10. Everyone is a VIP. Both internally and externally everyone gets the VIP treatment. This means all sorts of little things all across the company. Vendors, when they come to Zappos, get their bags carried. That wins them accounts. In our case we had our tripods and cameras carried and our every need catered to.

11. Create an atmosphere for both goofiness and brilliance. Every conference room was decked out with personal touches. It gets you in the mood for creative discussions. Here Rackspace employees are meeting with Zappos employees and learning more about Zappos. Notice all the weird touches on the table, the walls. It’s hard to take yourself too seriously there.

12. Root out hubris and kill it. This is mostly a note to myself, but I know lots of San Francisco companies who this could apply to just as well, too.

13. Follow your employee’s and customers’ passion. How did Zappos get into clothing? Their customers and employees were passionate about it.

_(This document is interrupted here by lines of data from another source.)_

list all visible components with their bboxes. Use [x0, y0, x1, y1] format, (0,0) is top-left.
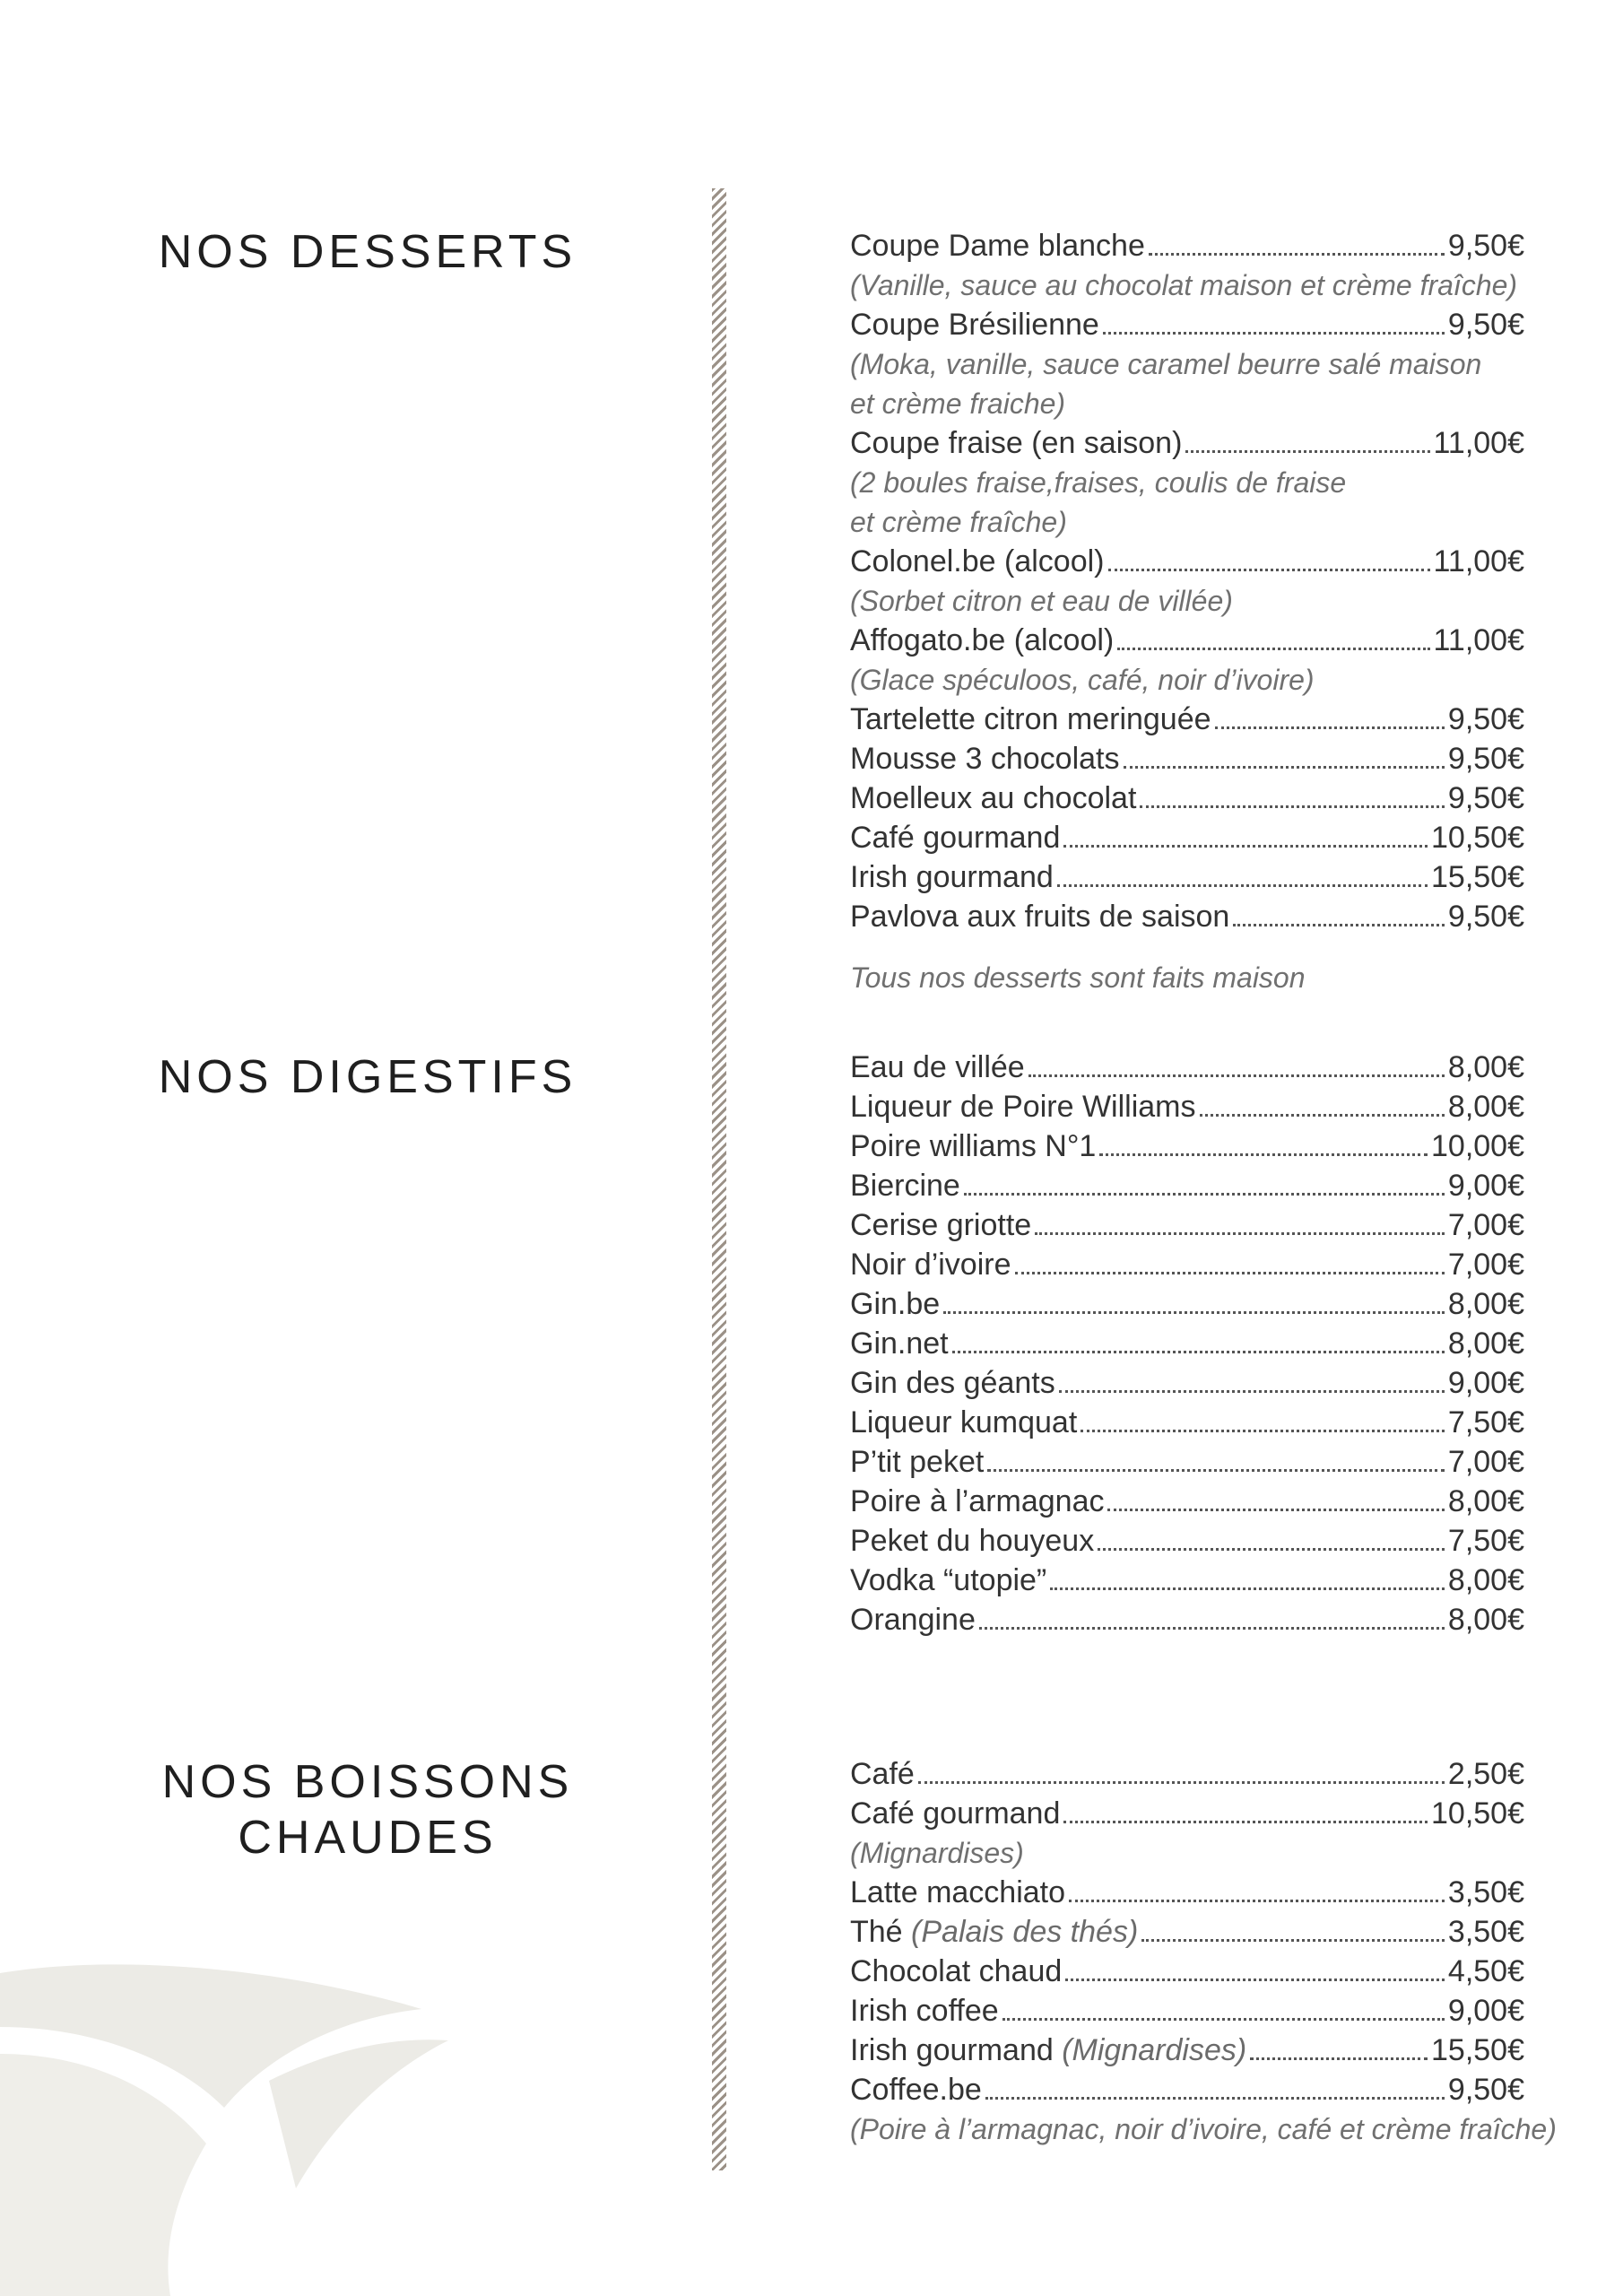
dot-leader: [943, 1284, 1445, 1314]
menu-item-name-text: Poire williams N°1: [850, 1129, 1097, 1163]
menu-item: [850, 1166, 1524, 1205]
menu-item-name: [850, 1754, 915, 1794]
menu-item-name-text: Colonel.be (alcool): [850, 544, 1105, 578]
menu-item-price: 11,00€: [1433, 544, 1524, 578]
menu-item-name-text: Cerise griotte: [850, 1208, 1032, 1242]
dot-leader: [1107, 1482, 1444, 1511]
section-title-line: CHAUDES: [238, 1812, 498, 1864]
menu-item: [850, 1521, 1524, 1561]
menu-item-name: [850, 1205, 1031, 1245]
dot-leader: [1069, 1873, 1445, 1902]
menu-item: [850, 621, 1524, 660]
dot-leader: [1063, 1794, 1428, 1823]
menu-item: [850, 2070, 1524, 2109]
menu-item-price: 8,00€: [1447, 1484, 1524, 1518]
dot-leader: [1063, 818, 1428, 848]
menu-item-name: [850, 1403, 1077, 1442]
menu-item-name-text: Irish coffee: [850, 1994, 999, 2028]
menu-item-price: 2,50€: [1447, 1757, 1524, 1791]
menu-item: [850, 857, 1524, 897]
menu-item-name: [850, 778, 1136, 818]
menu-item-name: [850, 2031, 1246, 2070]
menu-item: [850, 1205, 1524, 1245]
dot-leader: [985, 2070, 1445, 2100]
menu-item-name-text: Eau de villée: [850, 1050, 1025, 1084]
menu-item-name-text: Gin des géants: [850, 1366, 1055, 1400]
menu-item: [850, 1403, 1524, 1442]
dot-leader: [1108, 542, 1430, 571]
dot-leader: [1050, 1561, 1445, 1590]
dot-leader: [952, 1324, 1445, 1353]
menu-item-price: 9,00€: [1447, 1994, 1524, 2028]
menu-item-name: [850, 621, 1114, 660]
dot-leader: [1149, 226, 1445, 256]
menu-item-price: 11,00€: [1433, 426, 1524, 460]
desserts-list: [850, 226, 1524, 997]
dot-leader: [1250, 2031, 1428, 2060]
menu-item-name: [850, 542, 1105, 581]
menu-item: [850, 1873, 1524, 1912]
menu-item-name: [850, 423, 1182, 463]
dot-leader: [987, 1442, 1445, 1472]
menu-item-price: 8,00€: [1447, 1563, 1524, 1597]
menu-item-name: [850, 1126, 1096, 1166]
menu-item: [850, 1087, 1524, 1126]
dot-leader: [1117, 621, 1429, 650]
section-title-digestifs: NOS DIGESTIFS: [158, 1051, 577, 1103]
menu-item-price: 8,00€: [1447, 1090, 1524, 1124]
dot-leader: [1215, 700, 1445, 729]
menu-item-price: 8,00€: [1447, 1287, 1524, 1321]
menu-item-description: (2 boules fraise,fraises, coulis de fraise: [850, 466, 1347, 499]
menu-item-price: 10,50€: [1431, 821, 1524, 855]
menu-item-name-text: Gin.be: [850, 1287, 941, 1321]
menu-item-name-text: Coffee.be: [850, 2073, 982, 2107]
menu-item-description: (Mignardises): [850, 1837, 1024, 1869]
menu-item: [850, 739, 1524, 778]
menu-item-price: 3,50€: [1447, 1915, 1524, 1949]
menu-item-extra: (Palais des thés): [911, 1915, 1139, 1949]
menu-item: [850, 1754, 1524, 1794]
dot-leader: [1098, 1521, 1445, 1551]
menu-item-name: [850, 2070, 982, 2109]
dot-leader: [1002, 1991, 1445, 2021]
menu-item: [850, 1245, 1524, 1284]
menu-item-name-text: Irish gourmand: [850, 860, 1054, 894]
dot-leader: [1103, 305, 1445, 335]
menu-item-price: 8,00€: [1447, 1326, 1524, 1361]
menu-item-price: 9,50€: [1447, 742, 1524, 776]
menu-item-extra: (Mignardises): [1062, 2033, 1247, 2067]
menu-item-name-text: Vodka “utopie”: [850, 1563, 1047, 1597]
menu-item: [850, 1912, 1524, 1952]
menu-item-price: 15,50€: [1431, 860, 1524, 894]
menu-item-name-text: Coupe fraise (en saison): [850, 426, 1183, 460]
menu-item: [850, 818, 1524, 857]
dot-leader: [1233, 897, 1445, 926]
menu-item-price: 15,50€: [1431, 2033, 1524, 2067]
menu-item-description: (Poire à l’armagnac, noir d’ivoire, café et crème fraîche): [850, 2113, 1557, 2145]
menu-item-price: 7,50€: [1447, 1524, 1524, 1558]
menu-item-price: 11,00€: [1433, 623, 1524, 657]
section-note: Tous nos desserts sont faits maison: [850, 961, 1306, 994]
dot-leader: [1015, 1245, 1445, 1274]
menu-item-name-text: P’tit peket: [850, 1445, 985, 1479]
menu-item: [850, 542, 1524, 581]
menu-item-name: [850, 857, 1054, 897]
menu-item-name-text: Gin.net: [850, 1326, 949, 1361]
menu-item-name: [850, 1952, 1062, 1991]
menu-item-name: [850, 1363, 1055, 1403]
menu-item-price: 9,50€: [1447, 2073, 1524, 2107]
menu-item-name: [850, 1600, 976, 1639]
menu-item-name-text: Poire à l’armagnac: [850, 1484, 1105, 1518]
menu-item-name: [850, 897, 1229, 936]
menu-item-price: 7,00€: [1447, 1248, 1524, 1282]
menu-item-name: [850, 1561, 1046, 1600]
menu-item-name-text: Thé: [850, 1915, 903, 1949]
menu-item-price: 7,50€: [1447, 1405, 1524, 1439]
dot-leader: [1057, 857, 1428, 887]
menu-item: [850, 1600, 1524, 1639]
menu-item-name: [850, 1991, 999, 2031]
menu-item-name: [850, 1284, 940, 1324]
menu-item: [850, 1363, 1524, 1403]
section-title-line: NOS BOISSONS: [161, 1756, 574, 1808]
menu-item-name-text: Peket du houyeux: [850, 1524, 1095, 1558]
menu-item-name-text: Irish gourmand: [850, 2033, 1054, 2067]
menu-item: [850, 778, 1524, 818]
dot-leader: [1028, 1048, 1445, 1077]
menu-item: [850, 1442, 1524, 1482]
menu-item-name-text: Mousse 3 chocolats: [850, 742, 1120, 776]
menu-item-name-text: Café gourmand: [850, 821, 1061, 855]
menu-item-name: [850, 1245, 1011, 1284]
dot-leader: [1059, 1363, 1445, 1393]
menu-item-description: (Sorbet citron et eau de villée): [850, 585, 1233, 617]
menu-item-price: 10,00€: [1431, 1129, 1524, 1163]
menu-item-name-text: Moelleux au chocolat: [850, 781, 1137, 815]
menu-item-name-text: Liqueur kumquat: [850, 1405, 1078, 1439]
menu-item-price: 9,50€: [1447, 308, 1524, 342]
dot-leader: [1065, 1952, 1445, 1981]
menu-item: [850, 2031, 1524, 2070]
menu-item-price: 8,00€: [1447, 1603, 1524, 1637]
menu-item-name-text: Noir d’ivoire: [850, 1248, 1011, 1282]
menu-item: [850, 226, 1524, 265]
menu-item-name: [850, 305, 1099, 344]
menu-item: [850, 305, 1524, 344]
section-title-desserts: NOS DESSERTS: [158, 226, 577, 278]
menu-item-price: 3,50€: [1447, 1875, 1524, 1909]
menu-item-name: [850, 1048, 1025, 1087]
menu-item-price: 9,50€: [1447, 229, 1524, 263]
menu-item: [850, 1561, 1524, 1600]
menu-item-description: et crème fraîche): [850, 506, 1067, 538]
dot-leader: [1141, 1912, 1445, 1942]
menu-item: [850, 1991, 1524, 2031]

14. Don’t be religious about what’s working. Having 400 employees on Twitter is clearly working for Zappos but Tony, at one point, told his employees to talk to me about friendfeed. They are always looking for the next idea. By the way, here’s everyone who is saying something about Zappos on friendfeed. I love this quote from Forrester’s CEO, George Colony (Tony is speaking at the Forrester Conference today): “When asked why he was on Twitter, Tony Hsieh, Zappos CEO said: “People relate to people, not companies.”

15. Be religious about taking care of customers. Tony loves telling the story about when they got pizza ordered for them by Zappos help desk (they didn’t know who was calling). Every employee is empowered to take care of customers and get their problems solved.

16. Reward greatness. Every employee can give a $50 bonus to any other employee. Does it get misused? Not often and when it does it’s easy to solve.

17. Remember most policies are to take care of edge cases. They resist writing new policies at Zappos. When they do write a policy, they make sure it really is needed across the company. Usually policies get killed.